Sorry to hear the bad news from both of you gents. What a disappointment for you.
Damned good job neither of you pitched head first onto the road. It could have been a disaster rather than a pain in the arse.
I suppose that the long handlepost design gives rise to heavy loads at the base doesn't it. That combined with the use of fatigue prone aluminium alloys is a recipe for disaster. This is one reason I like the steel handlepost on the Merc. It really looks bomb proof as far as that kind of failure is concerned. Little Pixel just sent me a ton of spare parts left over from his Mercton Fixie project and that was just about the only part that I declined because it is so strongly made..... I'm just wondering if I should have asked for it to be included.
As an aside - Little Pixel is a top bloke in my opinion. He sent me the stuff beautifully packaged for the cost of the postage and a meager donation to his beer fund.
Oh - sorry for the wrong assumption. That must have taken some force to break then unless it's very thin gauge tubing. I wonder if it was a welding / brazing fault.
Tubing cracked around the circumference of the tube at the middle of the round hole at the top of the compression cut out. Hopefully that makes sense. I'll try to upload pictures of the crack when I take install the replacement.

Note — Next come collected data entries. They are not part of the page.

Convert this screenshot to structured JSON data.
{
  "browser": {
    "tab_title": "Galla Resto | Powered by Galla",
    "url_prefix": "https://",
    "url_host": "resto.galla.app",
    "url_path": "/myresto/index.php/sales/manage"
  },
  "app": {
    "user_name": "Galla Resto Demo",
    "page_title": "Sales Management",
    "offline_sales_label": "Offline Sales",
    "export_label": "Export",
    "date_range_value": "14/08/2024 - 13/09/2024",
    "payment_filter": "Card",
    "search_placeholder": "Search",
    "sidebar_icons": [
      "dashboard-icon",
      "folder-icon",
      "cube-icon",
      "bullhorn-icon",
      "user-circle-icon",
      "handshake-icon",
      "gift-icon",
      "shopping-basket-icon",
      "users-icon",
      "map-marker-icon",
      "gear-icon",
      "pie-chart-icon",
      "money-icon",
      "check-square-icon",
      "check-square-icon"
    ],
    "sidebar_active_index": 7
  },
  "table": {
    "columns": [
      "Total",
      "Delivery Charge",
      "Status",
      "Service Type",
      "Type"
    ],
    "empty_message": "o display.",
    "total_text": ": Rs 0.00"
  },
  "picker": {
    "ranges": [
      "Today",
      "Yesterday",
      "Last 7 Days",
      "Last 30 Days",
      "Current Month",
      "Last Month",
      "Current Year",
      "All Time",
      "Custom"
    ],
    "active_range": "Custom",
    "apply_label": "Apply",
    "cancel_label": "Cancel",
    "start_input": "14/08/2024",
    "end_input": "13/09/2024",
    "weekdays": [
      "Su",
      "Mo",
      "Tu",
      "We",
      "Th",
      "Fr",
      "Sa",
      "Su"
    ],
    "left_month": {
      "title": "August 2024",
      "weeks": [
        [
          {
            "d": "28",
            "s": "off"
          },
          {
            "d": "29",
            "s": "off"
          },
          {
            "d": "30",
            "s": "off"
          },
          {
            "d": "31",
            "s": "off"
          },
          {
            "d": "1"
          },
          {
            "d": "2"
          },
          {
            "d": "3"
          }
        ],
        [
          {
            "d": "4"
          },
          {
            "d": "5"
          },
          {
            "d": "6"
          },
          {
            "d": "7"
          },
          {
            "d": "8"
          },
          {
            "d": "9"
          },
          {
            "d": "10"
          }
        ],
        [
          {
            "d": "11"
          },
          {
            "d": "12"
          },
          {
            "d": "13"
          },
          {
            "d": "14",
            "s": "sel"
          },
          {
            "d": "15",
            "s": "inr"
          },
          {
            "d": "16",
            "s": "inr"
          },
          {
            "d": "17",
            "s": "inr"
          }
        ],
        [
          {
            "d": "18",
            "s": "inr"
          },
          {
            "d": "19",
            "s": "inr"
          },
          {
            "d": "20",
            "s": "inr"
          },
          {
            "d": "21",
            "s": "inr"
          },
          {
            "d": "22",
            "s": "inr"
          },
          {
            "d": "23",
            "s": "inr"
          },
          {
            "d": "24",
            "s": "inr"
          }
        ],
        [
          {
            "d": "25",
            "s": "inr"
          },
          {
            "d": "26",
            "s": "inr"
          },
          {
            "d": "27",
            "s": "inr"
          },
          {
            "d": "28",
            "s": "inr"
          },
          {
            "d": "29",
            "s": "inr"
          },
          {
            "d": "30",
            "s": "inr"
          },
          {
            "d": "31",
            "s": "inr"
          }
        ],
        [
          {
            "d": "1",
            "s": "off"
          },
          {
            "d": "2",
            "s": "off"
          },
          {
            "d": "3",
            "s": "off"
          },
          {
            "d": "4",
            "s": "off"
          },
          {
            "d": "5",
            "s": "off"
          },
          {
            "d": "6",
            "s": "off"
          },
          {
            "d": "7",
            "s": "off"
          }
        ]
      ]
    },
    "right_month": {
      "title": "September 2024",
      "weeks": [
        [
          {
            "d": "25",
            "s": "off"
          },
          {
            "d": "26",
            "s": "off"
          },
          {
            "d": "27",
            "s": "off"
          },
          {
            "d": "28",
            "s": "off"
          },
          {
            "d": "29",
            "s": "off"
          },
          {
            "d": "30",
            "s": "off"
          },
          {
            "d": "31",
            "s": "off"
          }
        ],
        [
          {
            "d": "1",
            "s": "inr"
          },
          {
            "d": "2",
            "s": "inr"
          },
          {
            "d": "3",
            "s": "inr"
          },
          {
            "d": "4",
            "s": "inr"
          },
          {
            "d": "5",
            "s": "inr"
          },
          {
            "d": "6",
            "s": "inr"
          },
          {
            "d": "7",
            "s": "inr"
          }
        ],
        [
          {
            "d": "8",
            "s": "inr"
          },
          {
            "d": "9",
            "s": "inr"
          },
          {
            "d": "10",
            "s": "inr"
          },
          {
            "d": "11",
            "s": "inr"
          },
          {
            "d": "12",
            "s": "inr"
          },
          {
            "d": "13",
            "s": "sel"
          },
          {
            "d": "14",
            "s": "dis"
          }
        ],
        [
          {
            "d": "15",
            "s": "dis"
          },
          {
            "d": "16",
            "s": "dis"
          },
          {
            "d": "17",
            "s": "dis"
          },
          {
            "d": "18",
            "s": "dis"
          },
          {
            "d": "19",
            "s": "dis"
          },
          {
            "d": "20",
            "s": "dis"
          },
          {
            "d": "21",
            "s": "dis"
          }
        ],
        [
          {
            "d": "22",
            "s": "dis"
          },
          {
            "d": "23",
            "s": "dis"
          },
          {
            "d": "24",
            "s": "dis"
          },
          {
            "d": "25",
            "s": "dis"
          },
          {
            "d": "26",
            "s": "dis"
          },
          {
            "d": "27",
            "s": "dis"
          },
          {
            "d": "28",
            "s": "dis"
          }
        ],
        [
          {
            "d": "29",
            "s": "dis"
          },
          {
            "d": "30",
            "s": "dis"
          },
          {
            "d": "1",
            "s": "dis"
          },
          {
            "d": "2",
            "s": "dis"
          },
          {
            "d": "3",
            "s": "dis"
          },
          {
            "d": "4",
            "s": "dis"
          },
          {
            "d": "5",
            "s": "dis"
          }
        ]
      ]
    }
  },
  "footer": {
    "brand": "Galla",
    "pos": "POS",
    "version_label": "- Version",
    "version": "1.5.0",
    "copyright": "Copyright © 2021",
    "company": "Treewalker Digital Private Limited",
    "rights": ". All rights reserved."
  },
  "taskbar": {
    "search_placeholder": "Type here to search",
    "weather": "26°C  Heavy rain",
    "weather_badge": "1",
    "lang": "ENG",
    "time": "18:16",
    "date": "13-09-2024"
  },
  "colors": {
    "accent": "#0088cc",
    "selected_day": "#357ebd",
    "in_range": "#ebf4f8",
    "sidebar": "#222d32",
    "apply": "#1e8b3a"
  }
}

'Died' is indeed melodramatic... I have already turned dozens of schemes for repair over in my mind.
The bottom section of the handlepost is a quill style; it was still held together by the quill tightening bolt. It went from slightly loose to uncontrollable over about a mile. I first though the bolt was simply loose. I had forgotten to pack a minitool so I couldn't stop to tighten it, which in hindsight was a blessing in disguise, as tightening it may have hidden the break. In fact I wonder if I had actually ridden with the break for some time. I'll do a careful inspection tonight when I get home.
No photos yet, I'm a lazy bugger... Hopefully I can motivate myself tonight.
I'm happy to report that Downtube is treating this as a guarantee replacement, which is much more than I hoped for after the hard work I doled out to the Mini - it was not really designed/ expected to be able to do that sort of work. So kudos to Downtube for yet again going beyond what is required!
I will certainly from now on use lower gears when standing on my various bikes' pedals on the hills instead of pulling on the handlebars in too high a gear. My knees and elbows will thank me too.
They are sending the replacement handlepost to a firm in Philadelphia where my boss happens to be.
I see what you mean. The welding fillet macroscopically spreads the load transition but microscopically there would be local stress risers. I also wonder if these have been heat treated after welding.
Hmmm... I think I may polish the new one and get it shot-peened before re-anodizing it.
I inspected the break surface and it is mashed flat. Not sure if this was due to the last mile's movement, or whether this is a longer term break with the break surfaces operating under compression from the quill bolt.
They've created a stress raiser at the worst possible point.........
Would it have been better to continue the lower diameter tube right to the base of the hinge? Then there wouldn't have been a change in shape. How would that have been different to what was actually done from a stress concentration point of view? I only know what I read on Wikipedia about this.
This stuff seems counter intuitive to me, but it's very interesting. In my simple minded way, I'd have expected that beefing up the part where it enters the hinge plate would be a good idea. It seems that on the contrary, it made things worse because of the steep transition in diameter from the support at the hinge plate to the quill tube. The quill tube obviously has to be of a smaller diameter.